Саурские владетели согласно кивнули. Князь Долав благодарно склонил седую голову, потом повернулся к флигель-адъютанту. Короткий обмен взглядами. Олуэн вежливо улыбнулся.
— Граф Къела, благодарю вас. У нас есть подробные донесения разведки.
"Сиди и не жужжи, друг мой! — расслышал между слов Алви. — Мы обойдемся без твоих откровений…". Все попытки графа Къела принять участие в обсуждении сражений обычно заканчивались именно этим. Даже то, что он часто гостил в замке Саур и знал его, как свой собственный, никого не интересовало.

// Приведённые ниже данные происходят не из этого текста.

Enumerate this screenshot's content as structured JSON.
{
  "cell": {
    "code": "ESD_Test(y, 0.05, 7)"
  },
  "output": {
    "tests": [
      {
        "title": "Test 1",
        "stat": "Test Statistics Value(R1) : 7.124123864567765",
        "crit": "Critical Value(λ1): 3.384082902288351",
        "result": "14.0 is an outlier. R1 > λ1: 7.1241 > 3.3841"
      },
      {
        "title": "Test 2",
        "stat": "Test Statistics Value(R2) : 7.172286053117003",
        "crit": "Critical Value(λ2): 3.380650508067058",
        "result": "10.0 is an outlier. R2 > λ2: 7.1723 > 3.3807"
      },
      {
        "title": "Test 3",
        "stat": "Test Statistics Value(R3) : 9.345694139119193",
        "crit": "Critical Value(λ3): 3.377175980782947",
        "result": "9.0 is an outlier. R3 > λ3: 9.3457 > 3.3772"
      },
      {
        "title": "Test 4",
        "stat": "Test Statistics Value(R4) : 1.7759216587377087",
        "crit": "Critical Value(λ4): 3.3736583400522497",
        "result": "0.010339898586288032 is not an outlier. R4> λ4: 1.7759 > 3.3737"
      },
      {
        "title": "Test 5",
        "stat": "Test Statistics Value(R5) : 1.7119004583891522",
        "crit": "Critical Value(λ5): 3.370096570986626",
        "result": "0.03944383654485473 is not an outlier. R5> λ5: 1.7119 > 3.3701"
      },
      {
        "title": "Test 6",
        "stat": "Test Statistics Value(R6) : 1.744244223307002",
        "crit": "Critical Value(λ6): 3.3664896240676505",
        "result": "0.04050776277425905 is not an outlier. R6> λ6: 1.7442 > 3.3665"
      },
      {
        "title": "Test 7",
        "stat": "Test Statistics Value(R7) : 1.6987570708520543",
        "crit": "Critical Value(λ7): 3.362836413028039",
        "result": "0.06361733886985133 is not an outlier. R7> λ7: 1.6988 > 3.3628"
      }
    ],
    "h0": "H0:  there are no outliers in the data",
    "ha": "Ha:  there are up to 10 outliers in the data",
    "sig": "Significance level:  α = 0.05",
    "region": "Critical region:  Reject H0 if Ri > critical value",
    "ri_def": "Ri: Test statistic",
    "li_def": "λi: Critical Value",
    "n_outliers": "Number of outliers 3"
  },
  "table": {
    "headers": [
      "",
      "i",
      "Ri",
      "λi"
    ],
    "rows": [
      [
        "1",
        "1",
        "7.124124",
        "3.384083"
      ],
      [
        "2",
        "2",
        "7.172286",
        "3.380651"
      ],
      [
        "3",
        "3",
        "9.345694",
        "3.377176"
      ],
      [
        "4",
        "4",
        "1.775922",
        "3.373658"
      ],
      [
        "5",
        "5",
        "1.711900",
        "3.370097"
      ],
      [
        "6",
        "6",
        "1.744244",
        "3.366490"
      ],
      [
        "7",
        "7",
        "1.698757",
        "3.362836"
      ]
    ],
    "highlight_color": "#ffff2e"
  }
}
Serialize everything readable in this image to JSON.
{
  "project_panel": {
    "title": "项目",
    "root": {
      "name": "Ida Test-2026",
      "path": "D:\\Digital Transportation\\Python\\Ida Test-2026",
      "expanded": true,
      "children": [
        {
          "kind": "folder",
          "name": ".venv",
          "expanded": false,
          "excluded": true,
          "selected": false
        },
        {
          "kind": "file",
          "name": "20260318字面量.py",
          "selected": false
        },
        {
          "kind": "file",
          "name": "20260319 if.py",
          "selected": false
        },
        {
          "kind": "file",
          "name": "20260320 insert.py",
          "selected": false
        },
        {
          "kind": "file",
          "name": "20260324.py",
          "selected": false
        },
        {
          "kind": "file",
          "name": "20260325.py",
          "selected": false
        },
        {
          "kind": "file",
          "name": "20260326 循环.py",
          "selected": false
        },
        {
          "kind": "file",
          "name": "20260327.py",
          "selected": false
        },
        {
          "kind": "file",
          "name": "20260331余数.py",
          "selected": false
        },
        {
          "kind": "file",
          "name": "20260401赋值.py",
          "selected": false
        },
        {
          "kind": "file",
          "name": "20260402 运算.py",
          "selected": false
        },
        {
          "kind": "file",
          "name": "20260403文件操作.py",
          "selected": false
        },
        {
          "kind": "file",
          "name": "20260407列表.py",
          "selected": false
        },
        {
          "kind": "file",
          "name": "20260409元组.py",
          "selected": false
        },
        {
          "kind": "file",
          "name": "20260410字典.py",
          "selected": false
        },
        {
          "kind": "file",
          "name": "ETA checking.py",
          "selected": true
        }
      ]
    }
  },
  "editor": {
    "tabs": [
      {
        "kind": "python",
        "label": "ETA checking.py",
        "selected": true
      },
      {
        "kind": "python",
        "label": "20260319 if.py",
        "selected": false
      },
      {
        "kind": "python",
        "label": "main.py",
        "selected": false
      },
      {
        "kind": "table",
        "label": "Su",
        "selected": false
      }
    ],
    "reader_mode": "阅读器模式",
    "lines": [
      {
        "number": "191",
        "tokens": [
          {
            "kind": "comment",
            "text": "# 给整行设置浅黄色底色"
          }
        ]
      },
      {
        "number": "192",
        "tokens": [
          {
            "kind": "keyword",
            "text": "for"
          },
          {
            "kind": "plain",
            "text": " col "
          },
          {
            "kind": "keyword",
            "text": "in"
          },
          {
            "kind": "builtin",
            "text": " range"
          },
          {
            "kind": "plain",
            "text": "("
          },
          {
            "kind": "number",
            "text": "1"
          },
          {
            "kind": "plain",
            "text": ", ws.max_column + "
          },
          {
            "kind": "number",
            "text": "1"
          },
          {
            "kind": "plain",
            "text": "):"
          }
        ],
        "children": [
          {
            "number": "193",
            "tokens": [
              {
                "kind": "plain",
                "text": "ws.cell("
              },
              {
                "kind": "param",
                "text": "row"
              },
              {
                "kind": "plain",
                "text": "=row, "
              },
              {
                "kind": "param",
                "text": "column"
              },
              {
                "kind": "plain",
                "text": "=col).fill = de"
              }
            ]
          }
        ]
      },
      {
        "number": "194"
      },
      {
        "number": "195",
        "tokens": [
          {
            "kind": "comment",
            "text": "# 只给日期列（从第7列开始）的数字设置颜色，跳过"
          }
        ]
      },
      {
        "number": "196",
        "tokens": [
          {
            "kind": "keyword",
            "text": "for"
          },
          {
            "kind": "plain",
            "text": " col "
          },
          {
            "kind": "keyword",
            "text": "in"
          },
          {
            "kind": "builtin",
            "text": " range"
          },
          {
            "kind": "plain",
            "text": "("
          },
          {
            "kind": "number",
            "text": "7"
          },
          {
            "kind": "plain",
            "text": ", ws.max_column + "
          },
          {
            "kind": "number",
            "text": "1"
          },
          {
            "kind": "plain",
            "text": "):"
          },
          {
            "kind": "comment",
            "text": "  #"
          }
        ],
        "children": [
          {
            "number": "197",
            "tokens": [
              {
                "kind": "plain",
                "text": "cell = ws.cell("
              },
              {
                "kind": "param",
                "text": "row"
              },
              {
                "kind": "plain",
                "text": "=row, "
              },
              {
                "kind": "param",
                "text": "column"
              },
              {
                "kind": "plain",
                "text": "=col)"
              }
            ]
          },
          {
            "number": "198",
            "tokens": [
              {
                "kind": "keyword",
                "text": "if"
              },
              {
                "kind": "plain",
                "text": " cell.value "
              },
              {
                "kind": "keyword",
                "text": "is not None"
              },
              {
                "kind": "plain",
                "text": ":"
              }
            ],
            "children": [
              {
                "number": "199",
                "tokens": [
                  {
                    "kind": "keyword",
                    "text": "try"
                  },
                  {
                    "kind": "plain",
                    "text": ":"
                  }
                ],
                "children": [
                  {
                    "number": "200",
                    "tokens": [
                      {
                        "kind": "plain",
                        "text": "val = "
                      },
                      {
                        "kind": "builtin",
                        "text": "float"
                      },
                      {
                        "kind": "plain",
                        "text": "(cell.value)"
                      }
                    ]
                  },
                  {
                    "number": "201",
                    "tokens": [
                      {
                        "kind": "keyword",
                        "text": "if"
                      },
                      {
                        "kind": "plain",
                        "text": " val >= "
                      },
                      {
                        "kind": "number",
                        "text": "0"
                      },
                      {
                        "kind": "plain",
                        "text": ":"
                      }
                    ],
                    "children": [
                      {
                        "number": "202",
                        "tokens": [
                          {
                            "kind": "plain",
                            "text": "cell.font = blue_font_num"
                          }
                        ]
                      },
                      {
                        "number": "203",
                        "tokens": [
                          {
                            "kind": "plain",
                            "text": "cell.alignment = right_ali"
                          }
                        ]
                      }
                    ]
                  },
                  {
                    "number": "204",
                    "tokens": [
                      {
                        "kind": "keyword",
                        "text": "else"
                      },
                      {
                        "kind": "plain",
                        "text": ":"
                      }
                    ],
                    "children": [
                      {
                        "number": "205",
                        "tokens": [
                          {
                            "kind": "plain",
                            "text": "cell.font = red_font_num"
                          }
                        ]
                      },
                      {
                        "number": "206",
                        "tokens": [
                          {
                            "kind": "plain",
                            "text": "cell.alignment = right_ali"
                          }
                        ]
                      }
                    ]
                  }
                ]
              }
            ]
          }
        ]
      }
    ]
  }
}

Штаб тамерской армии получал не менее подробные, но куда более свежие сведения от собственных прознатчиков из числа горожан, а роль графа Къела была определена раз и навсегда: служить ходячим символом освободительной войны. Отряд личной гвардии таскался за ним, охраняя графа почище святыни; ему не позволили участвовать ни в одном бою. Олуэн был флигель-адъютантом тамерского императора, его наблюдателем при штабе, но именно он с отрядом кавалерии нанес решающий удар в битве у Смофьяла. Он мог участвовать в сражении, а граф Къела вынужден был наблюдать за этим из-за Кошачьего ручья, довольствуясь редкими донесениями!
Даже когда в паре миль прошли отступающие отряды маршала Мерреса, Алви категорически запретили их преследовать, и кто — собственный вассал, назначенный капитаном личной гвардии. Назначенный, разумеется, князем Долавом. То, что Яри Льяна между приказами своего сюзерена и тамерского генерала-фельдмаршала выбрал второй, говорило о многом. Вассал был упрям и решителен в своем сопротивлении, а когда Алви попытался ему приказывать, самым нелюбезным образом втащил графа в палатку и пообещал поставить у выхода десяток гвардейцев. Тогда Алви смутился и отступил перед натиском: Льяна, который был его едва ли не втрое старше, обозвал Алви "спятившим юнцом", и пару часов граф именно так себя и чувствовал: глупым, неопытным, безрассудным мальчишкой, создающим проблемы окружающим, которые заняты делом. В отличие от Олуэна де Немира, Алви не учился в военной академии, в отличие от князя Долава — не выиграл ни одного сражения; ему полагалось сидеть молча и ждать, пока тамерские генералы и фельдмаршал выиграют за него войну. Саурским и къельским владетелям было позволено сражаться, графу Къела — нет.